Aus empirischen Befunden lernen

Das Buch wertet zahlreiche Migrationsstudien und historische Beispiele aus: So vereinfache eine nationale Identität, die ethnischen Eigenschaften übergeordnet sei, die Integration erheblich. Die vier nordeuropäischen Staaten beispielsweise kooperierten stark, obwohl sie drei unterschiedlichen Blöcken angehören (nämlich Eurozone, EU, Drittstaat). Interessant auch der Vergleich Tansanias mit Kenia: In Tansania habe Nyerere dank einer nationalen Identität oberhalb der ethnischen Gruppen wesentlich mehr Kooperation erreicht als Kenyatta im ethnisch ähnlich diversifizierten Kenia[4].
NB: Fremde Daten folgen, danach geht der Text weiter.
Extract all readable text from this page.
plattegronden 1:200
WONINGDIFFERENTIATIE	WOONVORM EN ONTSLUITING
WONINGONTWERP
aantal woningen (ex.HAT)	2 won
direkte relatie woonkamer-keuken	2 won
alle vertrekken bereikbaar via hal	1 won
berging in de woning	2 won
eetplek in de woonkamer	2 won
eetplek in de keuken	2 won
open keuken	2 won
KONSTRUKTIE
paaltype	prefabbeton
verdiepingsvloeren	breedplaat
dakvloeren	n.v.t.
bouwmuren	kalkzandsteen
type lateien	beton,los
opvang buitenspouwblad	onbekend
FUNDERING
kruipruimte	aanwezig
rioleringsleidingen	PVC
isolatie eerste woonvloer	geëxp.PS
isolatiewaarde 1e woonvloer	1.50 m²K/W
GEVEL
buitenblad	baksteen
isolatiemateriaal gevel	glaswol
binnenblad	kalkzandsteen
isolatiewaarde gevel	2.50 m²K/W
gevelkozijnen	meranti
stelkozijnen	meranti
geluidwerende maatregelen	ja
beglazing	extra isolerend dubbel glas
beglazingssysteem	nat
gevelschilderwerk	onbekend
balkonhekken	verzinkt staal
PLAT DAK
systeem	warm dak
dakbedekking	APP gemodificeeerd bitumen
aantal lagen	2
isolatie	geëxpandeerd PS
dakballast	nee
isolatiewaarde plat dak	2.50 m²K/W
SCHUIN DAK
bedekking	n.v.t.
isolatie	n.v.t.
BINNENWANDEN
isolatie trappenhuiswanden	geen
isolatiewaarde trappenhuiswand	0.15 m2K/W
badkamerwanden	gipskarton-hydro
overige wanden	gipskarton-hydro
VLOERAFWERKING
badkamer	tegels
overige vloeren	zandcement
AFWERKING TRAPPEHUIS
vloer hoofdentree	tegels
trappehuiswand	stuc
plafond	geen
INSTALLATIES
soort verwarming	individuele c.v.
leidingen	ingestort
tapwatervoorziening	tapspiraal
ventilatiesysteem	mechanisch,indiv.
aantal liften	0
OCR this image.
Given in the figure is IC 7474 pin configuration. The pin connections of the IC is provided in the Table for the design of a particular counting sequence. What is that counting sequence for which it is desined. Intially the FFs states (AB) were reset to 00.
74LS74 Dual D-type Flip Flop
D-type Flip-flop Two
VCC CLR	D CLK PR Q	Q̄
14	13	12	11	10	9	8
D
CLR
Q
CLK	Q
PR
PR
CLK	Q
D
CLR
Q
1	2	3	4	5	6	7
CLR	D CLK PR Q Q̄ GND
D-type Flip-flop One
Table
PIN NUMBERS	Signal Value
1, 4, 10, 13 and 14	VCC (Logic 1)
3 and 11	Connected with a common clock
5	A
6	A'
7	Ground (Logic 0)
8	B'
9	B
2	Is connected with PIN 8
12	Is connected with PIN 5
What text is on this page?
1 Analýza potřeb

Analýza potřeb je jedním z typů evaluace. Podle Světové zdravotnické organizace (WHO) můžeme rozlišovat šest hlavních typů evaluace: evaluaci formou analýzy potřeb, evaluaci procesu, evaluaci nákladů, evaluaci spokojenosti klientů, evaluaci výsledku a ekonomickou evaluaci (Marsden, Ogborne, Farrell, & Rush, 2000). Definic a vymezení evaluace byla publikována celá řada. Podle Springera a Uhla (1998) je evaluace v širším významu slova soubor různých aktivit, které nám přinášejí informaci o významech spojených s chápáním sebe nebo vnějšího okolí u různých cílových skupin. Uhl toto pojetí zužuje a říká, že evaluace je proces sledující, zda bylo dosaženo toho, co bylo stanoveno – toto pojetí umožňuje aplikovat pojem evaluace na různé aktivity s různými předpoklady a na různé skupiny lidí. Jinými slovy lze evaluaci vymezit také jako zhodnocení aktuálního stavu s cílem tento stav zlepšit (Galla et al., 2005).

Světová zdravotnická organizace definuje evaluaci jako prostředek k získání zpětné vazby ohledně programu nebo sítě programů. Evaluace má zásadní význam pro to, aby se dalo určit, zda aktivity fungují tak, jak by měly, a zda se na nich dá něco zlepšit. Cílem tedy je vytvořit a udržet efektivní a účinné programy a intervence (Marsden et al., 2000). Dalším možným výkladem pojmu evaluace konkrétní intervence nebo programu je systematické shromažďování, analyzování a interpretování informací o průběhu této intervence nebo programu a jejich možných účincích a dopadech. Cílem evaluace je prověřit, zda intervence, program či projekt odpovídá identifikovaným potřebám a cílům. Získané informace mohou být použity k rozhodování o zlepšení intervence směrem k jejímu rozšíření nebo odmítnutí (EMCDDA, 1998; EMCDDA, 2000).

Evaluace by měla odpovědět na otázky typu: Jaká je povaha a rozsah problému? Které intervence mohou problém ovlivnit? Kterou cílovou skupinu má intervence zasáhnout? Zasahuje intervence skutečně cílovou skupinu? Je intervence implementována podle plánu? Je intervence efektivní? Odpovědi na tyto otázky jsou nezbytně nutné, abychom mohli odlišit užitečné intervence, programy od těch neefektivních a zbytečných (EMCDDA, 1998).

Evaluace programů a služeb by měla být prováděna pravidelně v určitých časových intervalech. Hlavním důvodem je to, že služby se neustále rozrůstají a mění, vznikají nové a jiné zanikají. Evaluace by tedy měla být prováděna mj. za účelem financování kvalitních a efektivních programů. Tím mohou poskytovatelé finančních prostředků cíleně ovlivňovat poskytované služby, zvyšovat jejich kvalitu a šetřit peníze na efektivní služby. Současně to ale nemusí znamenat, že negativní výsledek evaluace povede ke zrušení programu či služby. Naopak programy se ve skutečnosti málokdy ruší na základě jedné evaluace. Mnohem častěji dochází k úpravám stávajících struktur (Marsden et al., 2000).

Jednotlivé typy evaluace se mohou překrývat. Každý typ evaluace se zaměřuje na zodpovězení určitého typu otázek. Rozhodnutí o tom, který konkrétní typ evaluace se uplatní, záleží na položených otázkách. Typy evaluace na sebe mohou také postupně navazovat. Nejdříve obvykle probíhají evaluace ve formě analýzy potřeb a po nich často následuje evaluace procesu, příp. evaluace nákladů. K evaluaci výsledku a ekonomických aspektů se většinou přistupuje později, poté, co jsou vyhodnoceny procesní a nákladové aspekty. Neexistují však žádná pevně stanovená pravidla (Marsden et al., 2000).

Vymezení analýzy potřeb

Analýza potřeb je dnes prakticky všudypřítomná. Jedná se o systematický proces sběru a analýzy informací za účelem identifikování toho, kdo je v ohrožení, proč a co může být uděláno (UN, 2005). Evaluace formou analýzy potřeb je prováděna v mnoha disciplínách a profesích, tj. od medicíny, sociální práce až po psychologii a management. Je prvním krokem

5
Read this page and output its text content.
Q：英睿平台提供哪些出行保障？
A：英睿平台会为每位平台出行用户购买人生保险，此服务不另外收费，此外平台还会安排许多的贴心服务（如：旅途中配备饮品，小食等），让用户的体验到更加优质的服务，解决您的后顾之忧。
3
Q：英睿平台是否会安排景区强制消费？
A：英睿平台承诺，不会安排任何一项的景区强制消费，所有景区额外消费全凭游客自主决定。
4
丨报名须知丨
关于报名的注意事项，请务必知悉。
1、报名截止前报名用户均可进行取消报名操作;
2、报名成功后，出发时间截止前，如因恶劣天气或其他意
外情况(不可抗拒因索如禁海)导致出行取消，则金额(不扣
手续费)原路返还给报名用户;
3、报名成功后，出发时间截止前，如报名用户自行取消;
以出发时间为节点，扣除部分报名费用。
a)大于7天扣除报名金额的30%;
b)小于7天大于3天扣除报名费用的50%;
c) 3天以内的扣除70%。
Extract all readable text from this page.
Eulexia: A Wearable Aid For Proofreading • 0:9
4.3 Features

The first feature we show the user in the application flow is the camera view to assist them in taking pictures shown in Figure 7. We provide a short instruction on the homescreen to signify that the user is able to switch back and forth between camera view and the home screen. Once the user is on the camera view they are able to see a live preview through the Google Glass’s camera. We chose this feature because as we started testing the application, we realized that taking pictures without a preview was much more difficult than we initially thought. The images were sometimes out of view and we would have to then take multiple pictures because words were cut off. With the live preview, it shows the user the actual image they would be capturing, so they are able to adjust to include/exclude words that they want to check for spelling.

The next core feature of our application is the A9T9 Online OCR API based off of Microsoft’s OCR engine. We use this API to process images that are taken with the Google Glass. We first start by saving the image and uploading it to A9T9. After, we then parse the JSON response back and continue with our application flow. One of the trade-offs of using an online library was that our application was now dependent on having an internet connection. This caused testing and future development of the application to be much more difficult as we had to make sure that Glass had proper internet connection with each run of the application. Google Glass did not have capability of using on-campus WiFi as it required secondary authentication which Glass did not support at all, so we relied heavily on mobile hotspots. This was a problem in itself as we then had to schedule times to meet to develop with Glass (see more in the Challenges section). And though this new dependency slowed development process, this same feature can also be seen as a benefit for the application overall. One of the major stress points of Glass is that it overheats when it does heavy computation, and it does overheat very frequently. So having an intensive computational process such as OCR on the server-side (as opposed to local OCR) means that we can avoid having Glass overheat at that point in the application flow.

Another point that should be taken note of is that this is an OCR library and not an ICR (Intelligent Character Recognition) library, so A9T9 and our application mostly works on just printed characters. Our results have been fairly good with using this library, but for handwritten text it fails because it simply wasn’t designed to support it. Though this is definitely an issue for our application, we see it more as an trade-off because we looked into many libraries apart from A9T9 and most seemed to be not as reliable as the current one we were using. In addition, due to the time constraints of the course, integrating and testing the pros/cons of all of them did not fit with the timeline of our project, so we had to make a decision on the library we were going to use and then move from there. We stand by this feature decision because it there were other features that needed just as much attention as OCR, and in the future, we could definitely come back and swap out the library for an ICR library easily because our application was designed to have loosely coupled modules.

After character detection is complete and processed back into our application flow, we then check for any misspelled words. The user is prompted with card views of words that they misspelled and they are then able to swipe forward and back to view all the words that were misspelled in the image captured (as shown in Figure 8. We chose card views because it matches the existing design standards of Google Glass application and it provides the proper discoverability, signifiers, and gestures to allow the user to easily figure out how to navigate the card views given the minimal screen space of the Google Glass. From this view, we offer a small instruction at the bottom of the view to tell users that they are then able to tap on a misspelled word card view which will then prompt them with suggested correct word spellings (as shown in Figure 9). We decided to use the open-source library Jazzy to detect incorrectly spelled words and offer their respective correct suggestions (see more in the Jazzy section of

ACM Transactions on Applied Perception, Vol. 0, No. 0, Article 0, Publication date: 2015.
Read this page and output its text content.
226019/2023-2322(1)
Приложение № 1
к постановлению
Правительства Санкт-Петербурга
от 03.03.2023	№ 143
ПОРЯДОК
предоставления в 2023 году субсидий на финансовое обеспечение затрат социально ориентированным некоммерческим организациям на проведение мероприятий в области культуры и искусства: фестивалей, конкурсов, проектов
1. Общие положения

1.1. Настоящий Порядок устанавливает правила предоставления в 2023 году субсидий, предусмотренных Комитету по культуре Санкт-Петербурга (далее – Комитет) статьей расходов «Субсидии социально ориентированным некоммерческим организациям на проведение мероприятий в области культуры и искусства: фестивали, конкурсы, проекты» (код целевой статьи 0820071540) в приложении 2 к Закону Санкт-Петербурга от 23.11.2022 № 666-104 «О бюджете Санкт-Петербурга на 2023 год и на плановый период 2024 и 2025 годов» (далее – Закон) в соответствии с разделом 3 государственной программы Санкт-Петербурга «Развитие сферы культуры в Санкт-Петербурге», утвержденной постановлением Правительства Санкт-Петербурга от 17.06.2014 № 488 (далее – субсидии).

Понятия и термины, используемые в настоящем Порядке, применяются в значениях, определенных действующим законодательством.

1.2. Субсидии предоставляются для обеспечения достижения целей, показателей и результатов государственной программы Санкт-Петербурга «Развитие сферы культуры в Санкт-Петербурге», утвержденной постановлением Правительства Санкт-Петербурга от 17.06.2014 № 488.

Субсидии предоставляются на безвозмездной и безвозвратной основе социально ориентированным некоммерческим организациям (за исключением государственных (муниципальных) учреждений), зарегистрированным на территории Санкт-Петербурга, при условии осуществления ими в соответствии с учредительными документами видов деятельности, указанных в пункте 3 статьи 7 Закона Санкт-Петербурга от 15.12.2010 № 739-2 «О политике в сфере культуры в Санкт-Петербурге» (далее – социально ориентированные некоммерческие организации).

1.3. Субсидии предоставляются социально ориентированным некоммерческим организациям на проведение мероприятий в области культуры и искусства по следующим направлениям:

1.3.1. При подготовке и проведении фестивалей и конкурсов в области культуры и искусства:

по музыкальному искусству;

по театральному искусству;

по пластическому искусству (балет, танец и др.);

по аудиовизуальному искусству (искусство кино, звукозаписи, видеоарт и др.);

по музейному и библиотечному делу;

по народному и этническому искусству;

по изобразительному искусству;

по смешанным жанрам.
Weitere wichtige Einsichten: Ökonomen beschränkten ihre Analysen in aller Regel auf das „Gastarbeiter“-Modell, wenn sie alle weiteren (gesellschaftlichen) Folgen der Migration ignorierten. Überhaupt würden die ökonomischen Vorteile der Einwanderung überschätzt, wie das Beispiel Japans – einem der weltweit reichsten Länder mit nicht nennenswerter Immigration – zeige[5]. Auch konkurrierten Migranten weniger mit einheimischen Arbeitern als untereinander, Heimkehrer brächten Demokratiekenntnisse mit und dienten daher gerade unter den Ungebildeten im Herkunftsland als Veränderungskatalysatoren[6]. Finanzielle Rücküberweisungen an die Daheimgebliebenen würden andererseits überschätzt und zu viel kulturelle Diversität wirke negativ auf Aufnahme- wie Abgabegesellschaften. Immer wieder betont der Wirtschaftswissenschaftler daneben die Pflicht zur „Fürsorge“ der Aufnahmegesellschaften – nicht nur für Migranten, sondern auch für „die riesige Gruppe der in den Herkunftsländern Zurückgebliebenen.“[7]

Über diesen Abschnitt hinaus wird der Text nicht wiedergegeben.